Nazis bestimmten Hessens Neubeginn

Studie über belastete Landtagsabgeordnete

  • René Heilig
  • Lesedauer: 2 Min.
Da sei nichts Neues drin, man habe alles »aufgebauscht«, urteilte das Hauptstaatsarchiv, nachdem die hessische Linksfraktion im Mai 2011 eine Studie über die Nazivergangenheit von Abgeordneten vorgestellt hatte, die zwischen 1946 und 1987 Mitglied des Parlaments waren. Nun zeigt sich, dass die Altlasten viel größer sind.

Um die Ergebnisse der LINKEN-Studie von 2011 zu überprüfen, hatte Hessens Landtag einvernehmlich ein Forschungsprojekt beschlossen. Was die eingesetzten Experten zusammengetragen haben, bestätigt nicht nur, was die Linksfraktion nach Forschungen zu 333 Abgeordneten herausgefunden hatte. Man analysierte das Vorleben von 403 Abgeordneten, die dem Landtag zwischen der 1. und der 11. Legislaturperiode angehört haben. Ergebnis: 92 Abgeordnete waren Mitglieder in Hitlers NSDAP, 13 dienten ihr sogar als hauptamtliche Funktionäre. Weiter wurden 200 Mitgliedschaften in weiteren Partei- oder parteinahen Organisationen entdeckt.

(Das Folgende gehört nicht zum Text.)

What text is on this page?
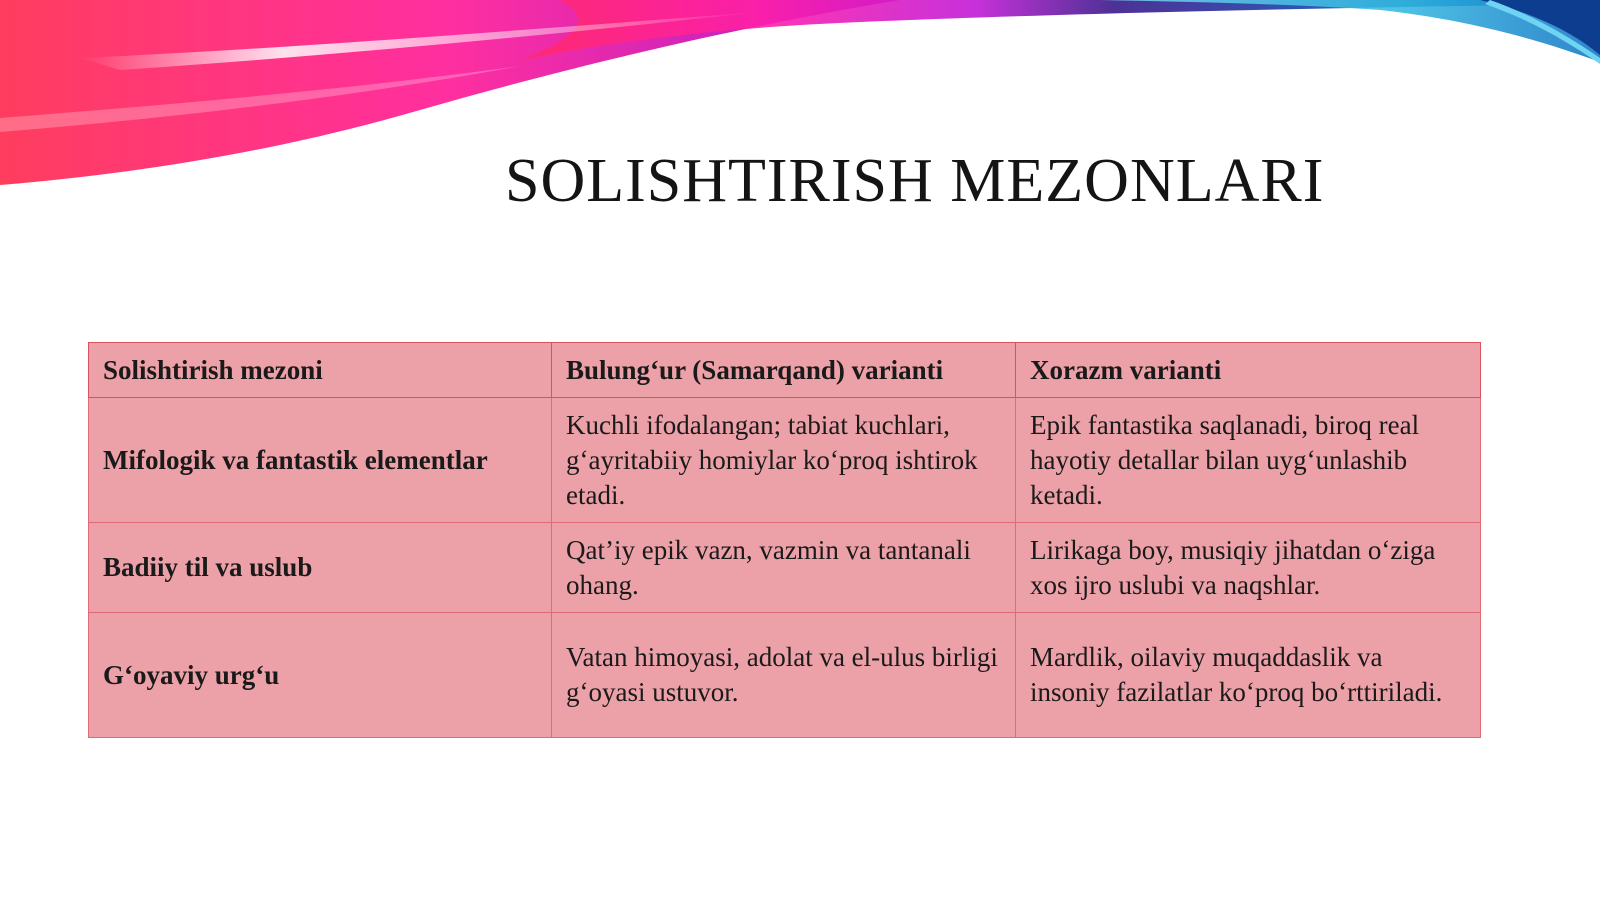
SOLISHTIRISH MEZONLARI
Solishtirish mezoni	Bulung‘ur (Samarqand) varianti	Xorazm varianti
Mifologik va fantastik elementlar	Kuchli ifodalangan; tabiat kuchlari, g‘ayritabiiy homiylar ko‘proq ishtirok etadi.	Epik fantastika saqlanadi, biroq real hayotiy detallar bilan uyg‘unlashib ketadi.
Badiiy til va uslub	Qat’iy epik vazn, vazmin va tantanali ohang.	Lirikaga boy, musiqiy jihatdan o‘ziga xos ijro uslubi va naqshlar.
G‘oyaviy urg‘u	Vatan himoyasi, adolat va el-ulus birligi g‘oyasi ustuvor.	Mardlik, oilaviy muqaddaslik va insoniy fazilatlar ko‘proq bo‘rttiriladi.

Zu fragen ist nach individueller Schuld, auch bei den 26 SA- und zwölf SS-Mitgliedern. Mehrere bekleideten sogar höhe Ränge nicht nur bei der Waffen-SS, sondern auch bei den Mörderbanden der Totenkopf-SS. Bei Nachforschungen zu fünf Abgeordneten fanden sich Hinweise auf eine Beteiligung an Kriegsverbrechen der Wehrmacht. Auch mutmaßliche Fälschungen auf den Entnazifizierungsbögen, die nach 1945 ausgefüllt werden mussten, wenn man einen »Persilschein« bekommen wollte, fanden die Forscher. Der Vorwurf richtet sich gegen 20 einstige Abgeordnete. Es zeigt sich, dass alle Parteien - ausgenommen die KPD - Mitglieder mit NS-Belastungen ins Parlament schickten. Zwischen 1954 und 1966 haben einige Landtagsfraktionen sogar überwiegend aus NS-belasteten Abgeordneten bestanden. Besonders betroffen waren die Freien Demokraten, der Bund der Heimatvertriebenen und Entrechteten (BHE) und die NPD.

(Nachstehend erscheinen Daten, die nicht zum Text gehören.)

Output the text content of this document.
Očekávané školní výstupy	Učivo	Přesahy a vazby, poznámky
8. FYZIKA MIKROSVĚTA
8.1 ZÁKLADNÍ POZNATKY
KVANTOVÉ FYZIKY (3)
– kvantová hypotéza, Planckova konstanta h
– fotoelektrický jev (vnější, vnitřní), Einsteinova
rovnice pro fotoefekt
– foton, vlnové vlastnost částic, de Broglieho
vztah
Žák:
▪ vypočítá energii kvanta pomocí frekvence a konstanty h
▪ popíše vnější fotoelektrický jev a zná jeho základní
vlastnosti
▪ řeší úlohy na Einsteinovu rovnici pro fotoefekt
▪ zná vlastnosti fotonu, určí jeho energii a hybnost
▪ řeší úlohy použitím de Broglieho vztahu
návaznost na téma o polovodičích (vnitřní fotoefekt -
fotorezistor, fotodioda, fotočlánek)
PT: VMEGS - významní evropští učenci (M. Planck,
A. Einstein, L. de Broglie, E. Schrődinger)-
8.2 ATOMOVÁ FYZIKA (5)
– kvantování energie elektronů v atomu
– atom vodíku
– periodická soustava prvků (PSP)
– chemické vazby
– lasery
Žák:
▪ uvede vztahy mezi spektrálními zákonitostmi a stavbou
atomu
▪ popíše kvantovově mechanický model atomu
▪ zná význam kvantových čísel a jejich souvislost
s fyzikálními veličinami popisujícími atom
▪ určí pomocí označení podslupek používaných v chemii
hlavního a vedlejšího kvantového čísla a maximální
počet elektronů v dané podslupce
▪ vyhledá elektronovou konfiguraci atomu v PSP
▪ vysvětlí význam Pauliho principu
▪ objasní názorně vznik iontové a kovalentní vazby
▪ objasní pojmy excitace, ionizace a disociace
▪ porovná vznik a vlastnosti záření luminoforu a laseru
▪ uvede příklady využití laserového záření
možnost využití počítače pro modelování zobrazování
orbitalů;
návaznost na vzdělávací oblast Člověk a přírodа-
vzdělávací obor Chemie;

Einige Beispiele: Alfred Dregger (CDU) war NSDAP-Mitglied, machte falsche Angaben im Entnazifizierungsbogen und wurde dennoch Oberbürgermeister im katholischen Fulda, war Fraktionsvorsitzender seiner Partei im Bundes- wie im Landtag. Er führte die hessischen Christdemokraten als Landeschef an. Weniger im Bewusstsein ist Gotthard Franke (BHE, FDP). Er war seit 1938 in der NSDAP und nach dem Krieg Mitglied im rechtsradikalen Witikonbund. Zwischen 1955 und 1963 agierte er unter anderem als Wirtschaftsminister und stellvertretender Ministerpräsident.

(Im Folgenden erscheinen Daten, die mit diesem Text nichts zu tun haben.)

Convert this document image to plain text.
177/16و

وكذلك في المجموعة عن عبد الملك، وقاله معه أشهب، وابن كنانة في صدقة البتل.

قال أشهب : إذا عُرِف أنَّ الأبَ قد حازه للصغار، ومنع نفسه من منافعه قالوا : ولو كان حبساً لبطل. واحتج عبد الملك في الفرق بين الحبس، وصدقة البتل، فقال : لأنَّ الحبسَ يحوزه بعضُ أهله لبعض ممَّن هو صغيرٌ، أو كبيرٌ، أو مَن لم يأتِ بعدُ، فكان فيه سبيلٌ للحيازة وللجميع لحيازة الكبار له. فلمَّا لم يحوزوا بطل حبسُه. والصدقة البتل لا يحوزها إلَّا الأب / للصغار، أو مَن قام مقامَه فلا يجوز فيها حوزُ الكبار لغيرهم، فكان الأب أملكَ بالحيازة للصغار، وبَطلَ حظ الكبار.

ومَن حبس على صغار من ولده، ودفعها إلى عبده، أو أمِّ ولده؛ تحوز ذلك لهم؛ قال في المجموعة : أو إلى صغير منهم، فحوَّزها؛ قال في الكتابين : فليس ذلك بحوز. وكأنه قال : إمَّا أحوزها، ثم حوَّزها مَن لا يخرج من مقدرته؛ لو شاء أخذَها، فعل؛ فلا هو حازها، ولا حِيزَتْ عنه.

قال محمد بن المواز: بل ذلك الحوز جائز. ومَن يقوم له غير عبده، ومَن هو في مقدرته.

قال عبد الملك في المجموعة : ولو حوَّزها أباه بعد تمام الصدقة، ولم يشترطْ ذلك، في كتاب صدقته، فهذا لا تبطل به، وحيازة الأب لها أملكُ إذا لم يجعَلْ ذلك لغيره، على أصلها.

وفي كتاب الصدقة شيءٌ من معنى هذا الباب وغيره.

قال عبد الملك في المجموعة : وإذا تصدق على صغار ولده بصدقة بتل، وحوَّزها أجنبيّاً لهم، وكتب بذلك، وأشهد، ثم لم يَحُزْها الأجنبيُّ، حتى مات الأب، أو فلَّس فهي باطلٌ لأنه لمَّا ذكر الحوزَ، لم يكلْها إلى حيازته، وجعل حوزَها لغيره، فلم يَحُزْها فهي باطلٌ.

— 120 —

Gustav Hacker (BHE) war wegen Kriegsverbrechen verurteilt worden, brachte es dennoch zum Landwirtschaftsminister. Erich Mix (FDP) war OB in Wiesbaden, FDP-Fraktionsvorsitzender und Vizepräsident des Landtages. In der Nazizeit agierte er als NS-Führungsoffizier und war SS-Standartenführer. Frank Seiboth (BHE) hatte es zum SS-Hauptsturmführer gebracht. Das war bei seiner Ernennung zum Staatssekretär im Landwirtschaftsministerium nicht hinderlich.